Les Colombiens raflent presque tout au sommet du Mont Mégantic

Daniel FERTIN

Saint-Georges, le 11 juin 09 - La troisième étape du Tour faisait peur à la grosse majorité du peloton et le mont Mégantic était le sujet de conversation de bien des coureurs québécois sur le stationnement de l’hôtel LeGeorgesville. Simon Lambert-Lemay (Équipe du Québec) n’avait jamais monté Mégantic, alors que, de son côté, François Parisien (Planet Energy) se souvenait qu’il avait fini second en 2006 et 9ème l’an passé. Diverses stratégies sont envisagées par les équipes, mais une formation, la Colombie, fait peur à tout le monde.

Dès le départ un Trek Livestrong tente de s’échapper, mais il est vite repris. François Parisien (Planet Energy) lui aussi tente le breakaway, d’abord seul, puis ensuite accompagné par le Mexicain Aldape (Team Type 1), déjà en vue il y a quelques années en Beauce, et par William Munoz (Colombie). Echappée sans beaucoup de succès.

Quelques kilomètres plus loin, 10 hommes, puis 9 autres pourraient former un bon groupe au sein duquel on retrouve entre autres les Québécois Lacombe et Parisien, Dionne (Fly V Australia) et David Veilleux (Kelly Benefit). Le premier sprint au km 28,5 est remporté par Charles Dionne (Fly V Australia), devant Chad Beyer et Antonio Cruz (BMC Racing). Un peu plus loin, au km 53, Charles Dionne (Fly V Auistralia) et son coéquipier italien Alessandro Bazzanna reçoivent l’ordre de se relever pour assister le leader de l’équipe australienne Ben Day. A partir de ce moment l’entente n’est plus parfaite, François Parisien est le premier à s’en rendre compte et capitule dans une bosse. Le peloton n’accepte plus l’échappée et San Bewley (Trek) en décide autrement, il tente l’aventure seul.

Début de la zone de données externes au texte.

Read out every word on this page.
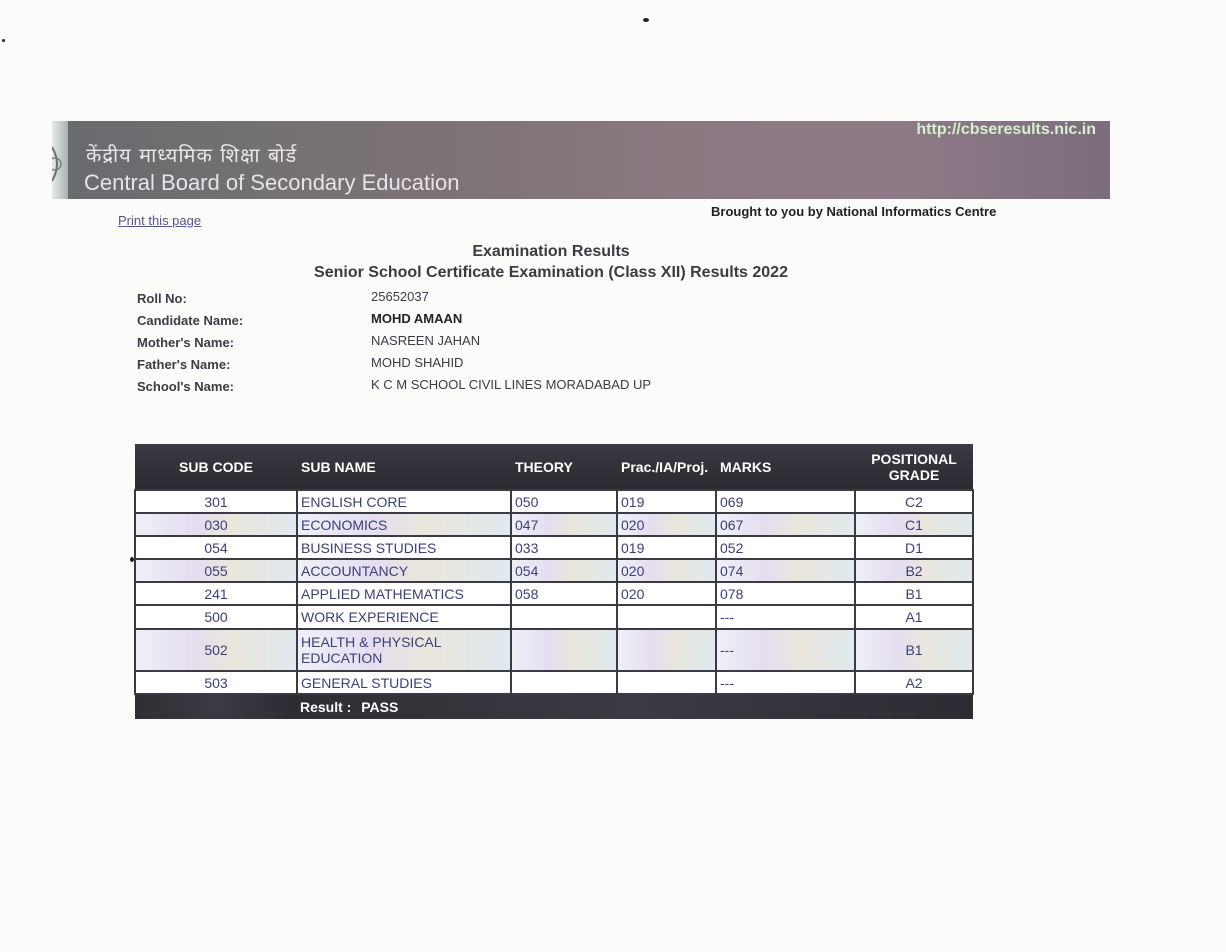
केंद्रीय माध्यमिक शिक्षा बोर्ड
Central Board of Secondary Education
http://cbseresults.nic.in
Print this page
Brought to you by National Informatics Centre
Examination Results
Senior School Certificate Examination (Class XII) Results 2022
Roll No:	25652037
Candidate Name:	MOHD AMAAN
Mother's Name:	NASREEN JAHAN
Father's Name:	MOHD SHAHID
School's Name:	K C M SCHOOL CIVIL LINES MORADABAD UP
SUB CODE	SUB NAME	THEORY	Prac./IA/Proj.	MARKS	POSITIONAL GRADE
301	ENGLISH CORE	050	019	069	C2
030	ECONOMICS	047	020	067	C1
054	BUSINESS STUDIES	033	019	052	D1
055	ACCOUNTANCY	054	020	074	B2
241	APPLIED MATHEMATICS	058	020	078	B1
500	WORK EXPERIENCE			---	A1
502	HEALTH & PHYSICAL EDUCATION			---	B1
503	GENERAL STUDIES			---	A2
	Result : PASS				
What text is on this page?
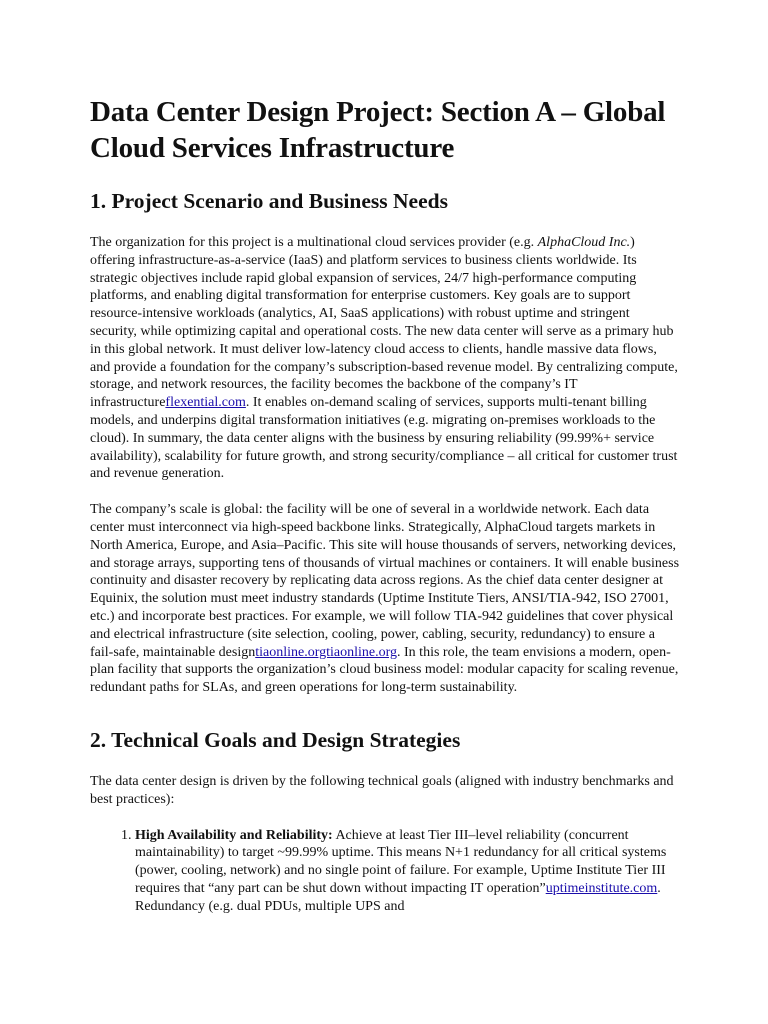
Data Center Design Project: Section A – Global Cloud Services Infrastructure
1. Project Scenario and Business Needs

The organization for this project is a multinational cloud services provider (e.g. AlphaCloud Inc.) offering infrastructure-as-a-service (IaaS) and platform services to business clients worldwide. Its strategic objectives include rapid global expansion of services, 24/7 high-performance computing platforms, and enabling digital transformation for enterprise customers. Key goals are to support resource-intensive workloads (analytics, AI, SaaS applications) with robust uptime and stringent security, while optimizing capital and operational costs. The new data center will serve as a primary hub in this global network. It must deliver low-latency cloud access to clients, handle massive data flows, and provide a foundation for the company’s subscription-based revenue model. By centralizing compute, storage, and network resources, the facility becomes the backbone of the company’s IT infrastructureflexential.com. It enables on-demand scaling of services, supports multi-tenant billing models, and underpins digital transformation initiatives (e.g. migrating on-premises workloads to the cloud). In summary, the data center aligns with the business by ensuring reliability (99.99%+ service availability), scalability for future growth, and strong security/compliance – all critical for customer trust and revenue generation.

The company’s scale is global: the facility will be one of several in a worldwide network. Each data center must interconnect via high-speed backbone links. Strategically, AlphaCloud targets markets in North America, Europe, and Asia–Pacific. This site will house thousands of servers, networking devices, and storage arrays, supporting tens of thousands of virtual machines or containers. It will enable business continuity and disaster recovery by replicating data across regions. As the chief data center designer at Equinix, the solution must meet industry standards (Uptime Institute Tiers, ANSI/TIA-942, ISO 27001, etc.) and incorporate best practices. For example, we will follow TIA-942 guidelines that cover physical and electrical infrastructure (site selection, cooling, power, cabling, security, redundancy) to ensure a fail-safe, maintainable designtiaonline.orgtiaonline.org. In this role, the team envisions a modern, open-plan facility that supports the organization’s cloud business model: modular capacity for scaling revenue, redundant paths for SLAs, and green operations for long-term sustainability.

2. Technical Goals and Design Strategies

The data center design is driven by the following technical goals (aligned with industry benchmarks and best practices):

1. High Availability and Reliability: Achieve at least Tier III–level reliability (concurrent maintainability) to target ~99.99% uptime. This means N+1 redundancy for all critical systems (power, cooling, network) and no single point of failure. For example, Uptime Institute Tier III requires that “any part can be shut down without impacting IT operation”uptimeinstitute.com. Redundancy (e.g. dual PDUs, multiple UPS and
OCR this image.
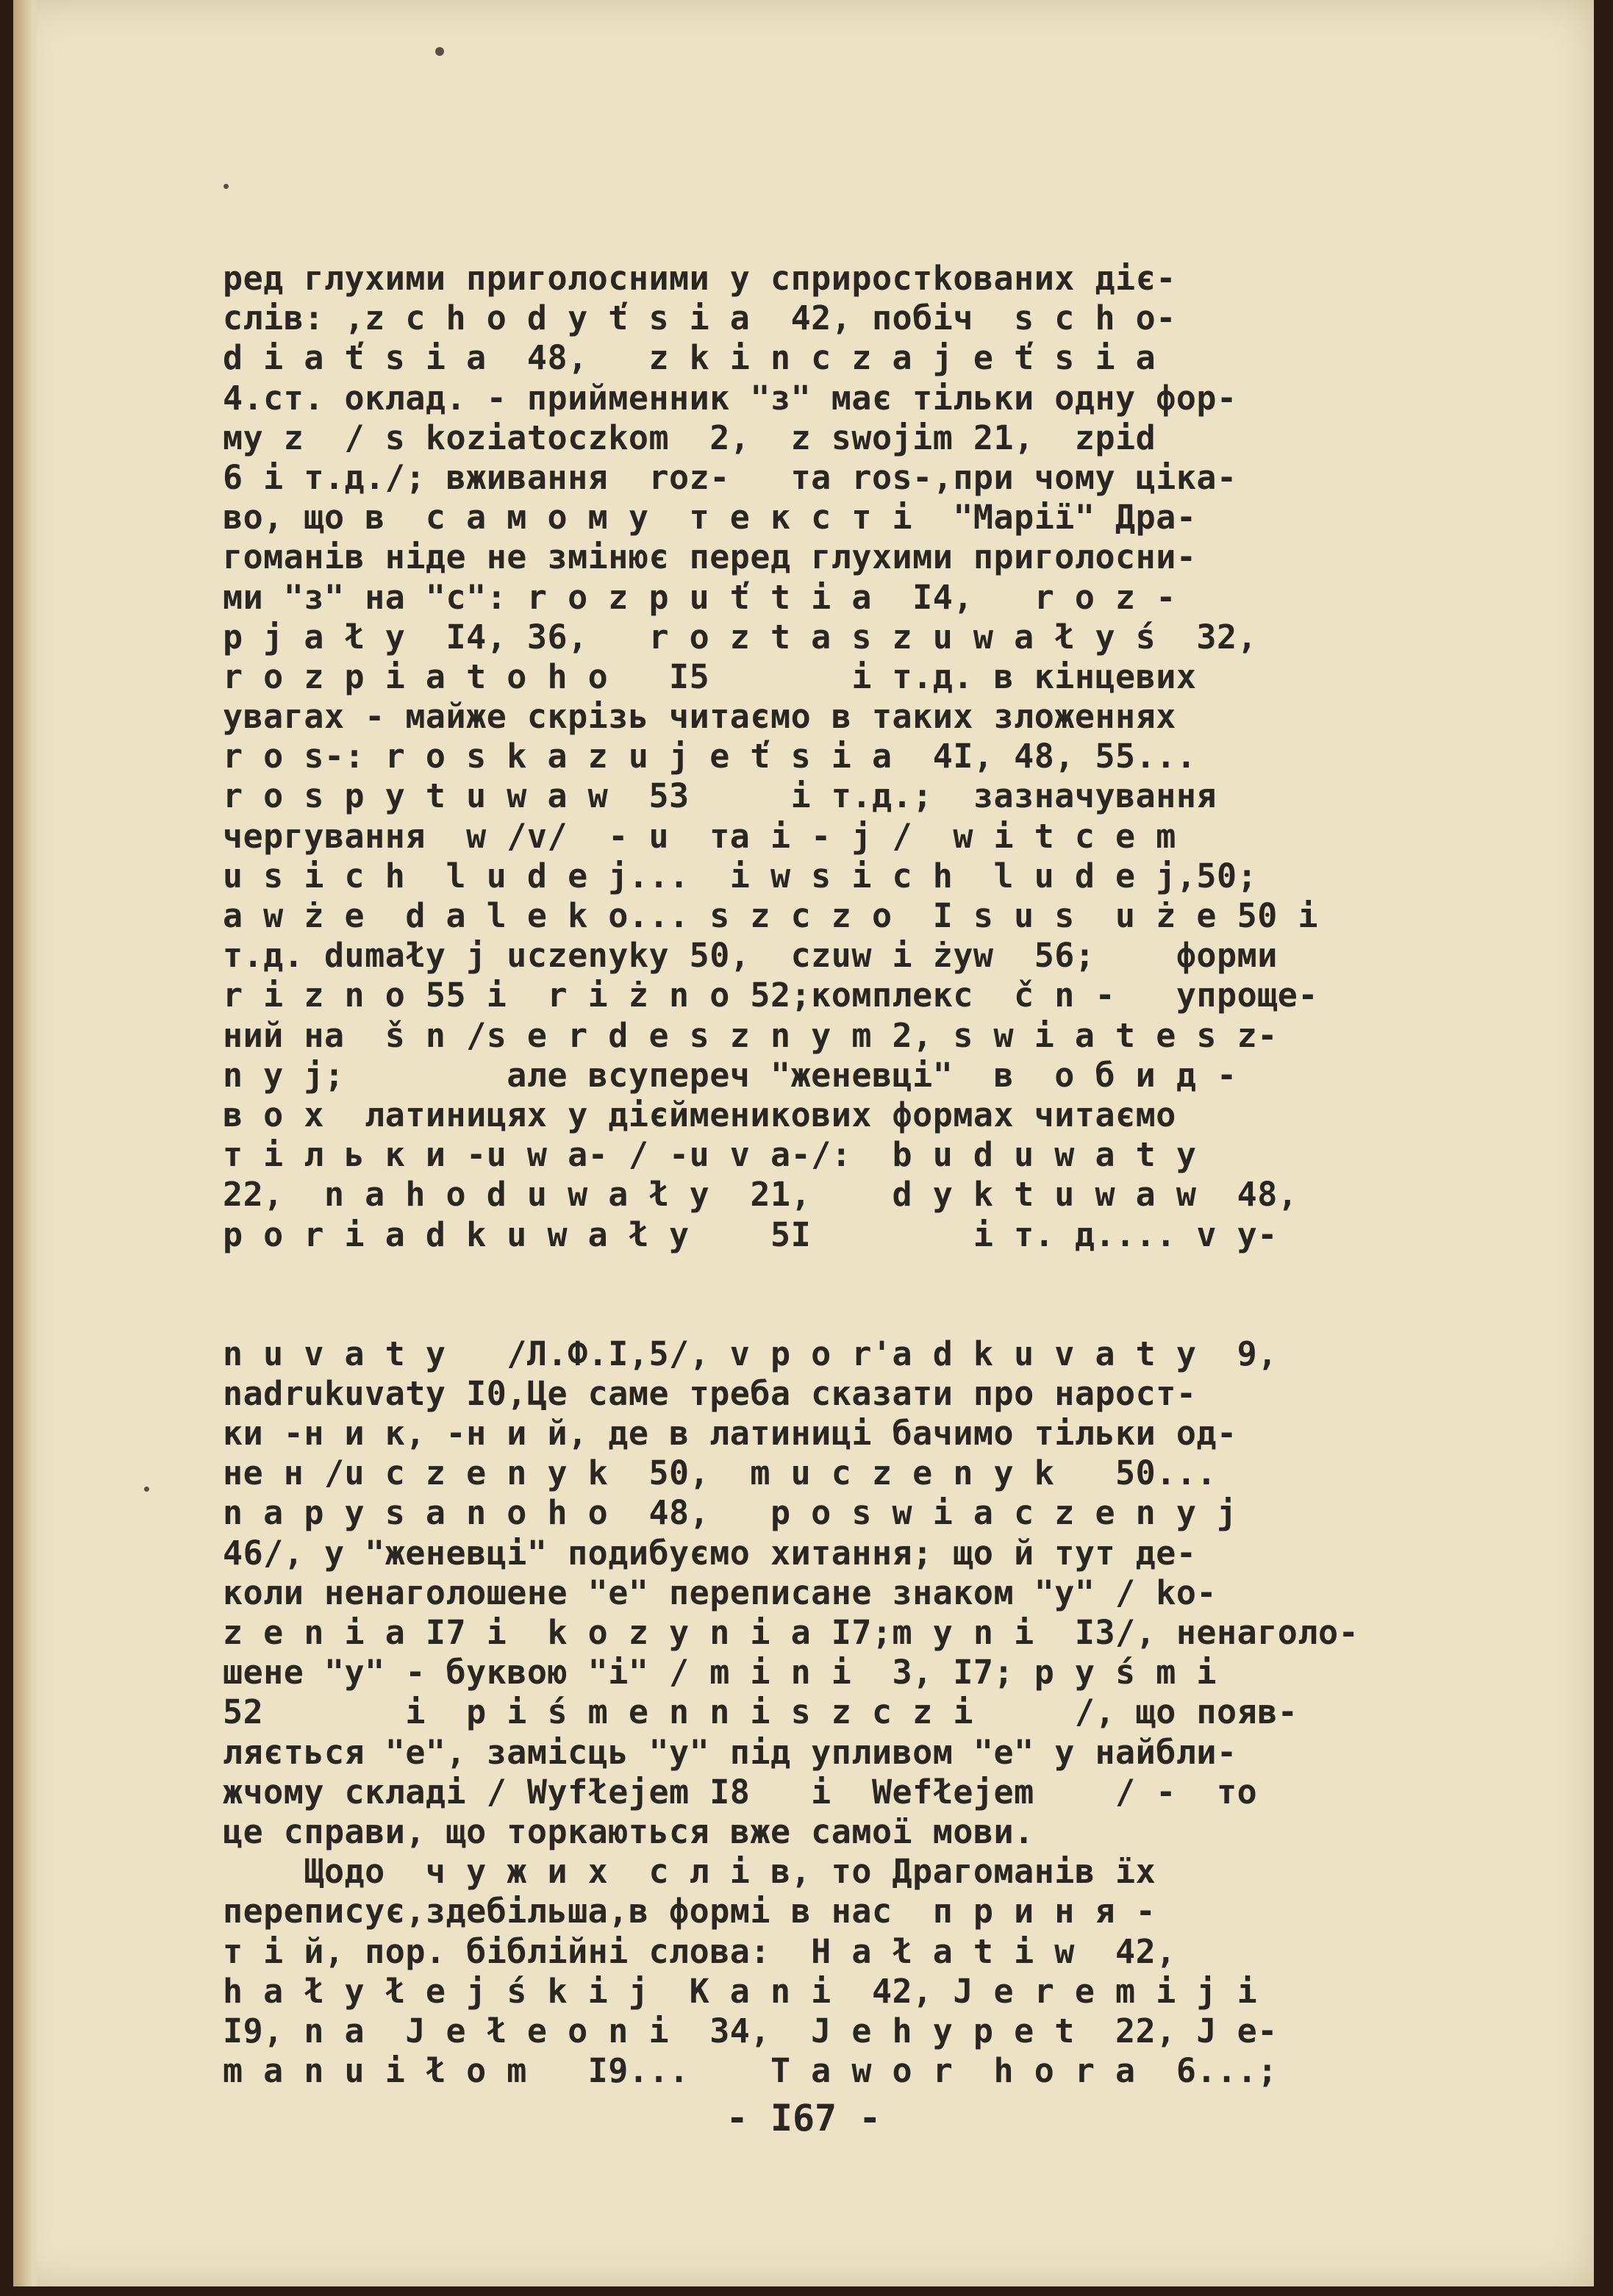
ред глухими приголосними у сприростkованих діє-
слів: ,z c h o d y ť s i a  42, побіч  s c h o-
d i a ť s i a  48,   z k i n c z a j e ť s i a
4.ст. оклад. - прийменник "з" має тільки одну фор-
му z  / s koziatoczkom  2,  z swojim 21,  zpid
6 і т.д./; вживання  roz-   та ros-,при чому ціка-
во, що в  с а м о м у  т е к с т і  "Марії" Дра-
гоманів ніде не змінює перед глухими приголосни-
ми "з" на "с": r o z p u ť t i a  I4,   r o z -
p j a ł y  I4, 36,   r o z t a s z u w a ł y ś  32,
r o z p i a t o h o   I5       і т.д. в кінцевих
увагах - майже скрізь читаємо в таких зложеннях
r o s-: r o s k a z u j e ť s i a  4I, 48, 55...
r o s p y t u w a w  53     і т.д.;  зазначування
чергування  w /v/  - u  та і - j /  w i t c e m
u s i c h  l u d e j...  і w s i c h  l u d e j,50;
a w ż e  d a l e k o... s z c z o  I s u s  u ż e 50 і
т.д. dumały j uczenyky 50,  czuw і żyw  56;    форми
r i z n o 55 і  r i ż n o 52;комплекс  č n -   упроще-
ний на  š n /s e r d e s z n y m 2, s w i a t e s z-
n y j;        але всупереч "женевці"  в  о б и д -
в о х  латиницях у дієйменикових формах читаємо
т і л ь к и -u w a- / -u v a-/:  b u d u w a t y
22,  n a h o d u w a ł y  21,    d y k t u w a w  48,
p o r i a d k u w a ł y    5I        і т. д.... v y-
n u v a t y   /Л.Ф.І,5/, v p o r'a d k u v a t y  9,
nadrukuvaty I0,Це саме треба сказати про нарост-
ки -н и к, -н и й, де в латиниці бачимо тільки од-
не н /u c z e n y k  50,  m u c z e n y k   50...
n a p y s a n o h o  48,   p o s w i a c z e n y j
46/, у "женевці" подибуємо хитання; що й тут де-
коли ненаголошене "е" переписане знаком "у" / ko-
z e n i a I7 і  k o z y n i a I7;m y n i  I3/, ненаголо-
шене "у" - буквою "і" / m i n i  3, I7; p y ś m i
52       і  p i ś m e n n i s z c z i     /, що появ-
ляється "е", замісць "у" під упливом "е" у найбли-
жчому складі / Wyfłejem I8   і  Wefłejem    / -  то
це справи, що торкаються вже самої мови.
Щодо  ч у ж и х  с л і в, то Драгоманів їх
переписує,здебільша,в формі в нас  п р и н я -
т і й, пор. біблійні слова:  H a ł a t i w  42,
h a ł y ł e j ś k i j  K a n i  42, J e r e m i j i
I9, n a  J e ł e o n i  34,  J e h y p e t  22, J e-
m a n u i ł o m   I9...    T a w o r  h o r a  6...;
- I67 -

A son initiative une autre échappée va repartir, François Parisien (Planet Energie) l’accompagne encore, mais compte tenu de ses efforts précédents, il doit lâcher très vite prise. Rapidement ce sont 20 coureurs qui reviennent sur San Bewley (Trek) et qui composent maintenant l’échappée, qui ne sera jamais revue. Au sein de ce groupe on retrouve les coureurs les plus en vue du moment et, surtout, la quasi-totalité des grosses écuries est présente. Un début de sélection se fait par l’arrière et ils ne sont plus que 17 à 20 km de l’arrivée, avec 2 min d’avance sur le peloton. A 15 km du sommet une chute projette à terre le Letton Smukulis (Latvia), il remonte sur un nouveau vélo pour finir l’étape avec courage à une très honnête place, compte-tenu de ses ennuis successifs.

Ce sont donc 16 coureurs qui passent la barrière de l’entrée du mont Mégantic. Dès le premier virage, les deux Colombiens étirent le groupe, affichant une fois de plus leurs intentions. C’est Sergio Henano qui attaque le premier et qui prend immédiatement une cinquantaine de mètres sur ses anciens compagnons. Darwin Atapuma s’évade ensuite du groupe pour rejoindre son compatriote. Les deux Colombiens se détachent irrémédiablement. Très rapidement, ils disparaissent de la vue de leurs poursuivants. Sur le fil, Darwin Atapuma bat finalement son équipier Sergio Henao et il faudra attendre 1 minute 19 pour voir arriver le troisième, Neil Shirley (Kelly Benefit). Raphaël Gagné (équipe du Québec) qui nous vient du vélo de montagne, achève cette traditionnelle étape au premier rang des Québécois, 30e de l’étape.

Sergio Luis Henao (Colombie) s’habille de jaune, Danilo Wyss (BMC Racing) reste en blanc comme meneur du classement par points, alors que les autres maillots passent de la formation helvète BMC à l’équipe colombienne dirigée par Jenaro Leguizamo, le maillot du roi de la montagne passe à Darwin Atapuma et celui des jeunes, à Sergio Luis Henao. Les petits grimpeurs colombiens n’ont pas loupé le mont Mégantic.